Tinley Park’s top cop aims for jump on crime
BY STEVE METSCH firstname.lastname@example.org June 20, 2012 11:30PM
Tinley Park Chief Steve Neubauer. | Larry Ruehl~Sun-Times Media
Updated: July 23, 2012 6:18AM
With the six-month anniversary of his debut as Tinley Park police chief just around the corner, Steve Neubauer is feeling at home in the job.
Late Police Chief Mike O’Connell ran a good department, Neubauer said. The budget can always use help, but he’s pleased with personnel. And the Lane Bryant murders continue to have the department’s attention, even though they were more than four years ago and far removed from Elmhurst, where Neubauer was chief at the time.
One change Neubauer hopes to make is to resurrect a tactical unit that would be “more proactive than reactive” when it comes to fighting crime, he said. He is collecting applications from officers in the department for what is envisioned as a two-officer unit.
“There was a tactical unit before, which fell by the wayside with the recession,” Neubauer said earlier this week during an interview in his office. “At police departments across the country, when the recession hit, speciality units fell by the wayside, and it went to answering 911 calls. Very reactive. Not proactive. You have to do some proactive things.”
The detective unit does follow-up investigations, he said, “but it’s difficult for them, sometimes, with their case load, to go out and do proactive drugs (investigations) and (work on) proactive neighborhood disorder issues.”
Deploying undercover tactical officers could prove valuable to detectives, as they cultivate sources and help eliminate problems before they become too large, Neubauer said.
“We’ll start with a two-man unit. We’ve got the resumes, and now we are in vacation season. Hopefully, it will be up and running by mid-July,” he said.
Tactical unit intelligence could be shared with other communities “because this kind of behavior doesn’t have borders,” Neubauer said.
Neubauer cited an example of Elmhurst police investigators being able to dry up a heroin source traced all the way to Chicago’s West Side.
Neubauer also has reinstated the position of traffic officer, with Officer Michael O’Hern in charge of responding to residents’ concerns about traffic, often centering on complaints about speeding or stop signs.
‘It’s running smooth’
Neubauer started as Tinley Park chief on Jan. 2. Phil Valois had served as interim chief after O’Connell died in May 2011.
“As I told the people who hired me, ‘Don’t expect a lot of changes because the ship is running good.’ Mike O’Connell ran a good department,” Neubauer said. “This is a very well-trained police department. It’s running smooth here. The challenges are not with personnel, but with a budget we have to watch in an economy that’s very tenuous.”
Neubauer has been meeting for hourlong one-on-ones with each employee, getting their take on the pros and cons.
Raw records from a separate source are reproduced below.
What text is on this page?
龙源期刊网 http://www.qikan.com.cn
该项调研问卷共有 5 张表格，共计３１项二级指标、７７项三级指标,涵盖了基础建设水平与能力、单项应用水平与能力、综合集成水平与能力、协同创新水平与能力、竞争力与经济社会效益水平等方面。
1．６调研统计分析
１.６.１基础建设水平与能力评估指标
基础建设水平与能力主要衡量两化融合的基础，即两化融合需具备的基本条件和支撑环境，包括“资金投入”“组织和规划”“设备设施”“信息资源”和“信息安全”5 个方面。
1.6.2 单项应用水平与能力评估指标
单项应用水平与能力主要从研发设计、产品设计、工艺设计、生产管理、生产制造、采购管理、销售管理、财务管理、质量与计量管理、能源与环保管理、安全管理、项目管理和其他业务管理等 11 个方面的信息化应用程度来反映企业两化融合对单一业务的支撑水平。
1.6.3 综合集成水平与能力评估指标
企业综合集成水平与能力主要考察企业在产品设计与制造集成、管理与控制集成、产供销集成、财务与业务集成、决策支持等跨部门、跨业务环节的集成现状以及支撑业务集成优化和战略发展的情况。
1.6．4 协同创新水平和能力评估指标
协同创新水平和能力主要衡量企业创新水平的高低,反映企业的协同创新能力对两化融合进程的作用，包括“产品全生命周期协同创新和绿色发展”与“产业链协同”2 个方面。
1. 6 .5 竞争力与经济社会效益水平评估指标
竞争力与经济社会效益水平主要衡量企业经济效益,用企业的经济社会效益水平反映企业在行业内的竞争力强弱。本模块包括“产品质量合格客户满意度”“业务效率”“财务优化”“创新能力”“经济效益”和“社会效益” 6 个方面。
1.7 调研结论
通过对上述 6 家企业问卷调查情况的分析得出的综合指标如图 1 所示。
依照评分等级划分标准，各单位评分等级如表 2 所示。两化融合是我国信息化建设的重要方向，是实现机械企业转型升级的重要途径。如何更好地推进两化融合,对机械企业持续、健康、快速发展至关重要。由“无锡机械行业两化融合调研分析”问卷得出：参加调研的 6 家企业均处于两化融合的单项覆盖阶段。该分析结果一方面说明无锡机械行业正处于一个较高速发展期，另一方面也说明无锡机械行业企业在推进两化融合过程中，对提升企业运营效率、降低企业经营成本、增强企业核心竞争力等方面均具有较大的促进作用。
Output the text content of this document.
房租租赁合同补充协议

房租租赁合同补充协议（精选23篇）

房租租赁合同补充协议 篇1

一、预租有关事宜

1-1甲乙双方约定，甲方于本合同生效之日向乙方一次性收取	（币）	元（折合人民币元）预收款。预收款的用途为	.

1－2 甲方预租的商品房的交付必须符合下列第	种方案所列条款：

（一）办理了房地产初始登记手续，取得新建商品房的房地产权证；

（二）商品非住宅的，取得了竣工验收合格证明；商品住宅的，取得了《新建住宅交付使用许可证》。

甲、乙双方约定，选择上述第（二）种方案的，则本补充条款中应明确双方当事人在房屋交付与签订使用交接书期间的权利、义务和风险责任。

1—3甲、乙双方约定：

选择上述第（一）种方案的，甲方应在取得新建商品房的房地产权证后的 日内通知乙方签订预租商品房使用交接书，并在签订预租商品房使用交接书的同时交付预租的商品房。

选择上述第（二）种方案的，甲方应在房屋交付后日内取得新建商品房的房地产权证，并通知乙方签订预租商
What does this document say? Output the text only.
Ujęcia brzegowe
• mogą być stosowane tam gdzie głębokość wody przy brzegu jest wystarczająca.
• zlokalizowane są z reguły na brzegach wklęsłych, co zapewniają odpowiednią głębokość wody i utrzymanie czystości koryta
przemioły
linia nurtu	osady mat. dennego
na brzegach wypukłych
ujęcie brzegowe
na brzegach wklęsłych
“I’m shocked by (hearing) little or no negativity,” he said.
Neubauer also is glad he no longer commutes from Elmhurst. He and wife Kathy bought a home in the Brookside Glen subdivision, a short drive from the police station.
Asked about two of the village’s more infamous cases — the beatings this year at the Ashford House restaurant, and the murders of five women on Feb. 2, 2008 at the Lane Bryant store — he said investigations are ongoing in both.
Five Indiana men accused of beating a group of people last month at the Ashford House coincidentally are due in court Thursday. But police continue to pursue cases against about a dozen others, who officials believe are part of an extreme group that was targeting a white supremacist gathering.
“The Ashford House continues,” Neubauer said. “We are working on it, but we aren’t making any more statements until we have (others) ready to charge, It’s a major case. Those take time.”
Meanwhile, three officers are assigned full time to the Lane Bryant case.
“There are a lot of things to be followed up. We still go through the tips,” Neubauer said. “The biggest eyeopener for me, coming in as an outsider, is the volume of it and how you manage a case like that.
“Whether it’s Chicago, Tinley Park or Los Angeles, I don’t know if there’s a good game plan for doing that because cases of this magnitude are so rare.”
The South Suburban Major Crimes Task Force remains active in the investigation as well, he said.
“It’s like the Palatine case,” he said, recalling the 1993 Brown’s Chicken restaurant massacre in 1993 that was solved in 2002. “Never give up hope.”